Soyez en prévenus, le 7 mai prochain, Artus Films s'attaque votre compte en banque. Joe l'implacable, Un train pour Durango et Texas... Trois cavalcades pelliculées sous le soleil brûlant du western européen, trois indispensables galettes arrachées aux limbes du cinéma d'exploitation. Ecranbis.com ne reste bien entendu pas les bras croisés et dégaine la carabine à chroniques. Après s'être frotté à l'explosif propos de Dynamite Joe, on s'attache à l'effort de Tonino Valerii...Texas... Ton univers impitoyable ? En route, Gringo...

Coupable de 19 réalisations, dont 14 pour le grand écran, Tonino Valerii n'a pas vraiment le profil de l'artisan forcené. Notre homme est d'ailleurs essentiellement connu pour deux faits de guerre. Le premier: d'avoir été l'assistant de Sergio Leone sur les deux rampes de lancement du western spaghetti : Pour une poignée de dollars… Et pour quelques dollars de plus... Le second, de s'être fendu d'un des indémodables classique du genre : Mon nom est personne. Film carrefour, quasi métaphorique dans lequel Mario Girotti alias Therence Hill devenu l'étendard vivant d'un western italien déconneur rencontre Henry Fonda (sensé incarner le western classique et américain). Leone est au scénario, on le dit également à la caméra, on finira par découvrir qu'il ne réalisa que les plus mauvaises scènes. Mais passons …
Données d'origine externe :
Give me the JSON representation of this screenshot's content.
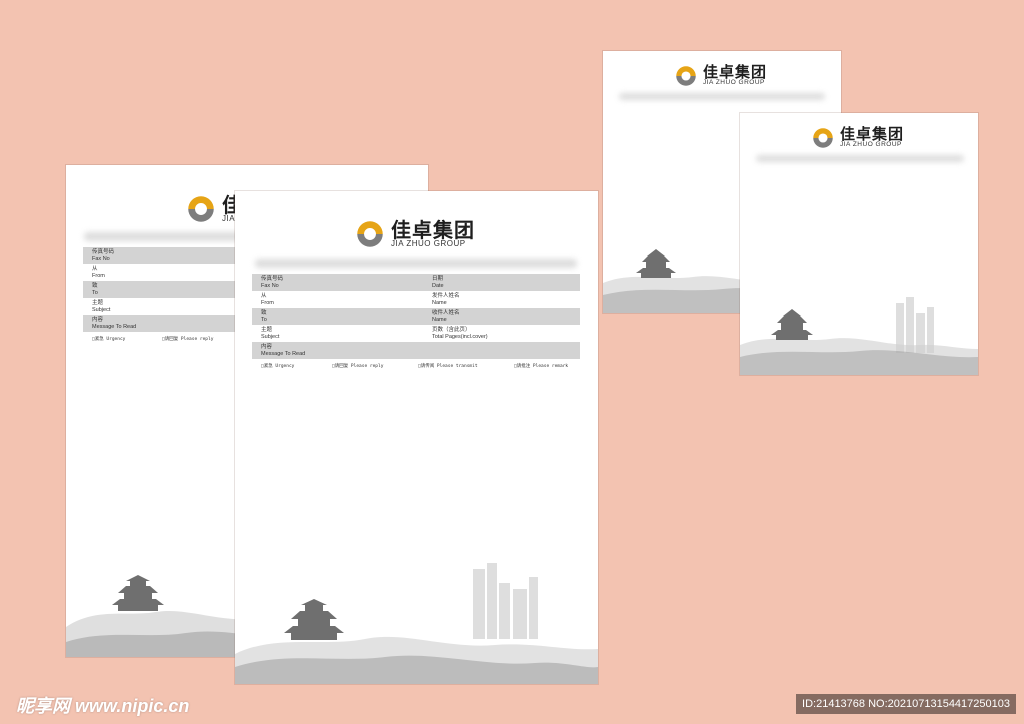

Valerii commence en fait sa carrière sur Le crypte du Vampire de Camillo Mastrocinque (édité chez Artus, le monde est petit) en qualité de co scénariste et d'assistant réalisateur. Il se fendra également (toujours en co écriture) du screenplay d'un Margheriti notable: La sorcière Sanglante avec la ténébreuse Barbara Steele. Mais c'est sous le soleil implacable du far west italien que notre homme fait ses débuts de réalisateur avec: Per il gusto di uccidere en 1966, que l'on dit fortement influencé par ses collaborations Leonesques. Suivront Le Dernier Jour de la colère (I giorni dell'ira) en 68 et l'année suivante Il prezzo del potere (dont la traduction littérale "Le prix du pouvoir" fut en France écartée au profit d'un titre frôlant la géolocalisation grossière : Texas !.... Imaginez un peu que "French Connection" eut été retitré "Bouches du Rhône")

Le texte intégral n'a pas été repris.